Monday, April 12, 2010

Papa

With grandsons, waiting roadside to sell his peas.

Juan Rafael is in his eighties. When Trujillo was President, he marched 20 kilometers every morning before breakfast so he wouldn’t be executed. He remembers when the highway was just a mule trail and when plastic bags didn’t exist. He made it through the 3rd grade, never learning how to read, before he began working the field.

When he walks into the room he is given the respect that all elders here deserve, “Blessings, Papa.” In return he asks God to bless us and, like his wife, has prayed the rosary every single evening of his life. He is half blind now, without the money to operate on the cataracts that whitens his right eye, but that doesn’t stop him from beating me at dominoes every afternoon.
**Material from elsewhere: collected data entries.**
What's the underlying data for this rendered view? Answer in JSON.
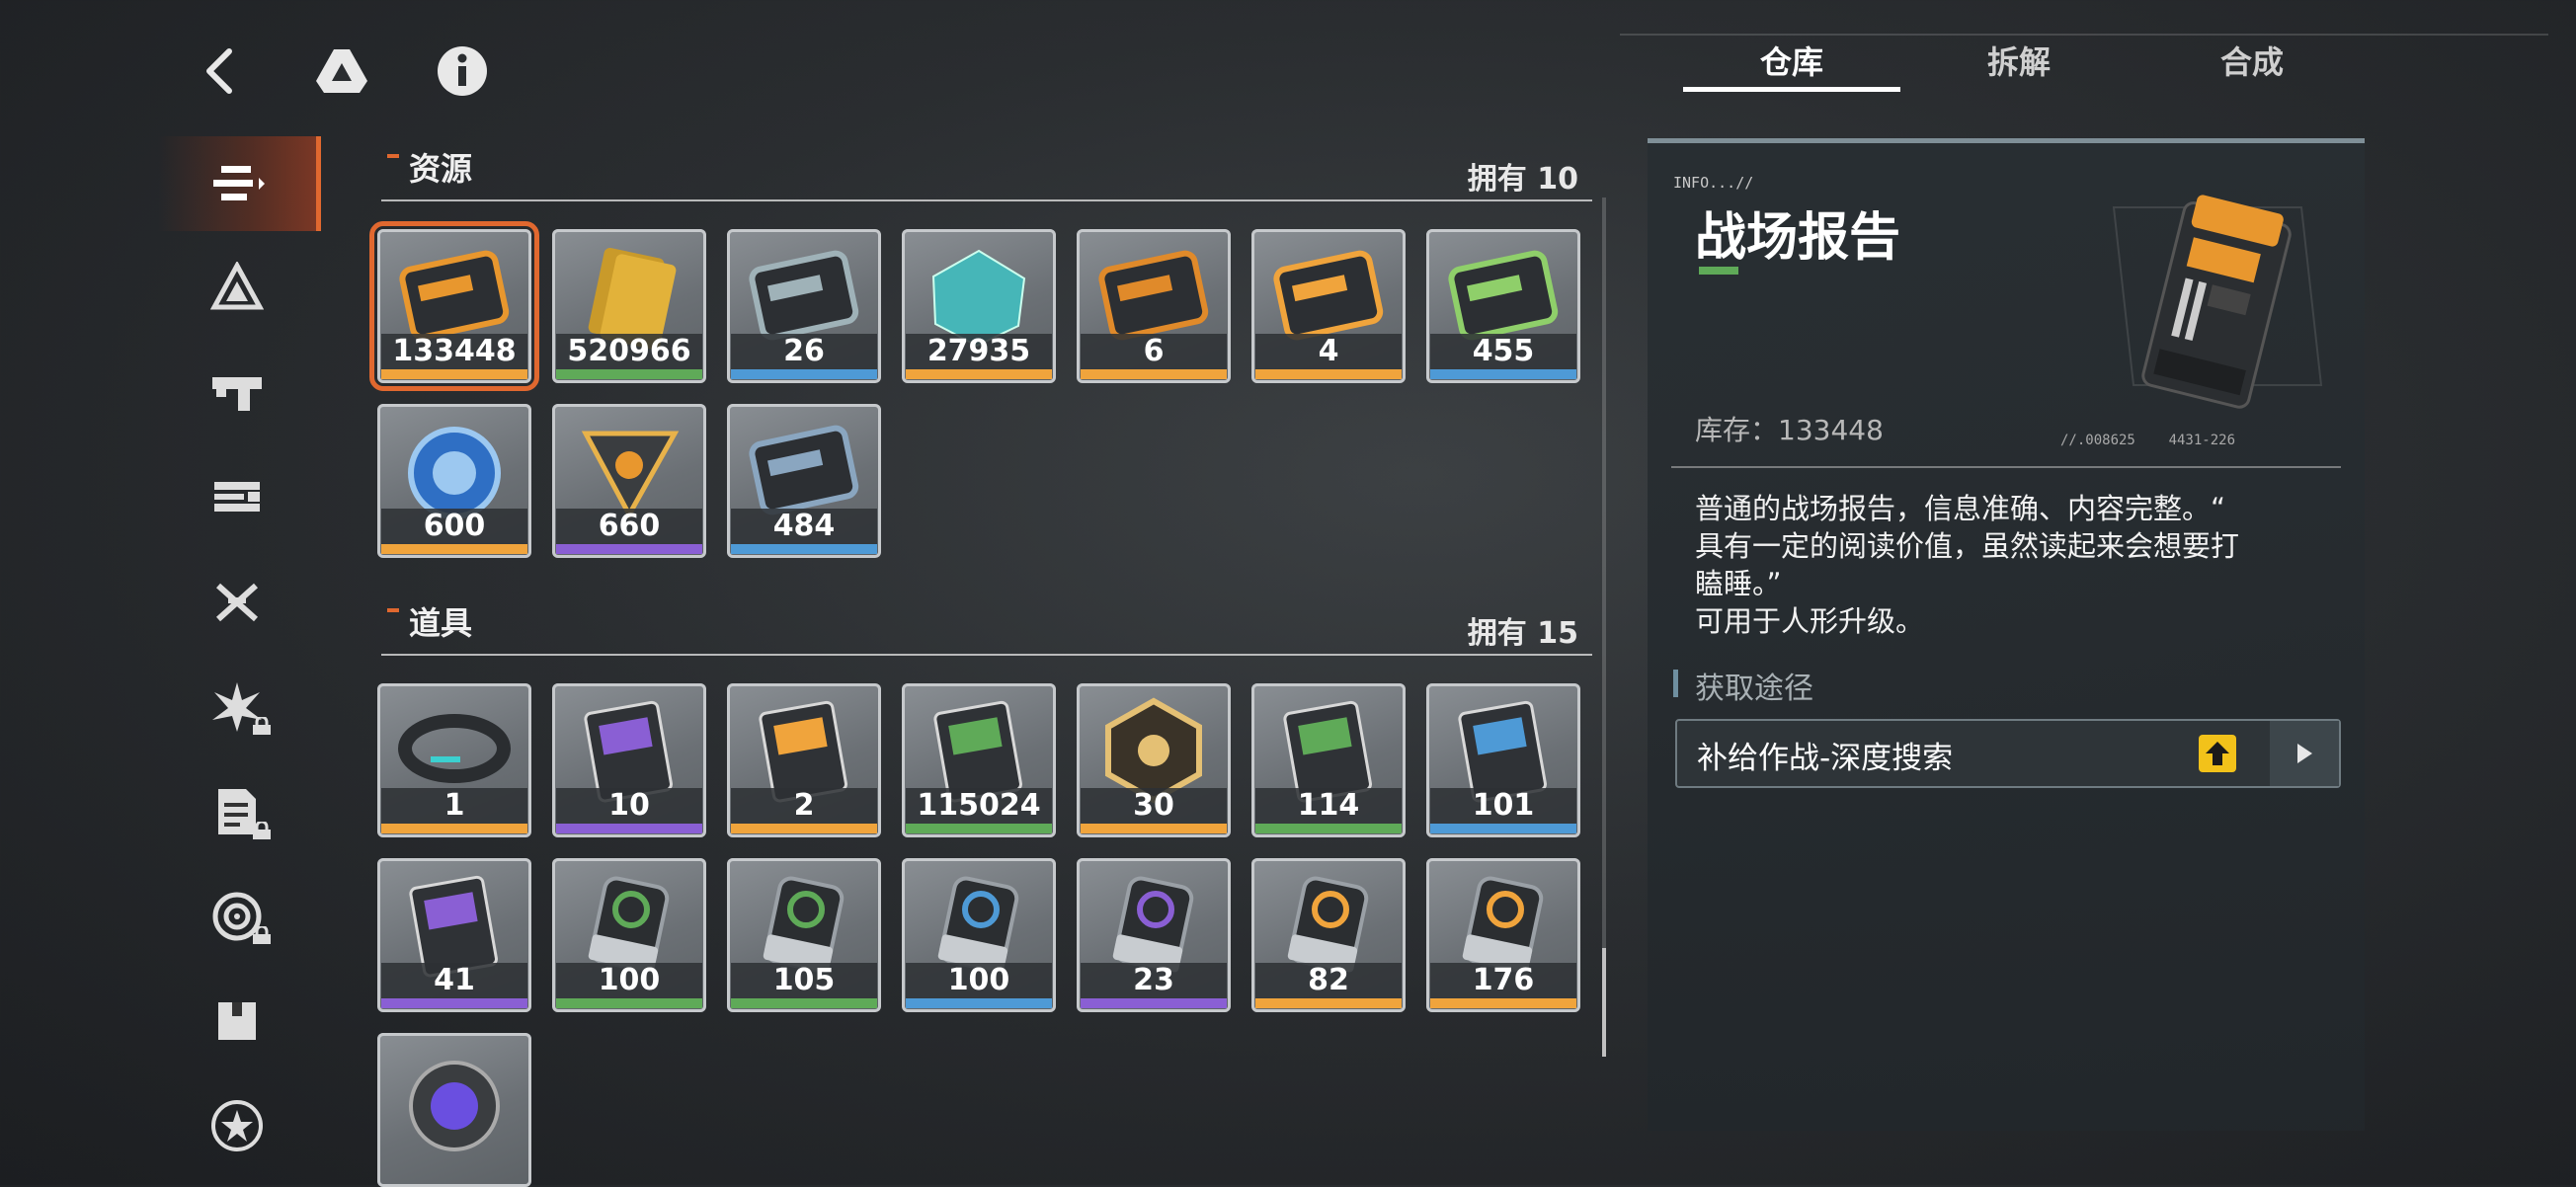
{
  "tabs": [
    "仓库",
    "拆解",
    "合成"
  ],
  "sections": {
    "resources": {
      "title": "资源",
      "count": "拥有 10"
    },
    "items": {
      "title": "道具",
      "count": "拥有 15"
    }
  },
  "resources": [
    {
      "qty": "133448",
      "rarity": "#f0a43c"
    },
    {
      "qty": "520966",
      "rarity": "#5faa58"
    },
    {
      "qty": "26",
      "rarity": "#4e9ad6"
    },
    {
      "qty": "27935",
      "rarity": "#f0a43c"
    },
    {
      "qty": "6",
      "rarity": "#f0a43c"
    },
    {
      "qty": "4",
      "rarity": "#f0a43c"
    },
    {
      "qty": "455",
      "rarity": "#4e9ad6"
    },
    {
      "qty": "600",
      "rarity": "#f0a43c"
    },
    {
      "qty": "660",
      "rarity": "#8a5fd4"
    },
    {
      "qty": "484",
      "rarity": "#4e9ad6"
    }
  ],
  "items": [
    {
      "qty": "1",
      "rarity": "#f0a43c"
    },
    {
      "qty": "10",
      "rarity": "#8a5fd4"
    },
    {
      "qty": "2",
      "rarity": "#f0a43c"
    },
    {
      "qty": "115024",
      "rarity": "#5faa58"
    },
    {
      "qty": "30",
      "rarity": "#f0a43c"
    },
    {
      "qty": "114",
      "rarity": "#5faa58"
    },
    {
      "qty": "101",
      "rarity": "#4e9ad6"
    },
    {
      "qty": "41",
      "rarity": "#8a5fd4"
    },
    {
      "qty": "100",
      "rarity": "#5faa58"
    },
    {
      "qty": "105",
      "rarity": "#5faa58"
    },
    {
      "qty": "100",
      "rarity": "#4e9ad6"
    },
    {
      "qty": "23",
      "rarity": "#8a5fd4"
    },
    {
      "qty": "82",
      "rarity": "#f0a43c"
    },
    {
      "qty": "176",
      "rarity": "#f0a43c"
    },
    {
      "qty": "",
      "rarity": "#8a5fd4"
    }
  ],
  "detail": {
    "info_tag": "INFO...//",
    "title": "战场报告",
    "stock": "库存：133448",
    "serial": "//.008625    4431-226",
    "desc": [
      "普通的战场报告，信息准确、内容完整。“",
      "具有一定的阅读价值，虽然读起来会想要打",
      "瞌睡。”",
      "可用于人形升级。"
    ],
    "source_header": "获取途径",
    "source_route": "补给作战-深度搜索"
  },
  "colors": {
    "accent": "#e0682f",
    "green": "#5faa58",
    "gold": "#f0a43c",
    "blue": "#4e9ad6",
    "purple": "#8a5fd4"
  },
  "icons": {
    "top": [
      "back-arrow-icon",
      "drive-icon",
      "info-icon"
    ],
    "nav": [
      "list-icon",
      "triangle-badge-icon",
      "gun-icon",
      "weapon-part-icon",
      "crossed-blades-icon",
      "burst-icon",
      "document-icon",
      "target-icon",
      "box-icon",
      "star-icon"
    ]
  }
}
As I am sitting here typing, Papa is sitting at my side, looking out at the land he has worked his entire life. Every once in a while he glances in my direction, examining my shiny silver laptop and matching external hard drive.

P: What’s that light? The battery?
D: Yes.
P: So if you shut it, it turns off?
D: Yep. Like this. (demonstration)
P: How many batteries does that thing take?
D: Just one. It recharges with the light (the word commonly used for electricity).
P: Wow.

This Marines hat is his work hat. His dress cap is a Yankees one.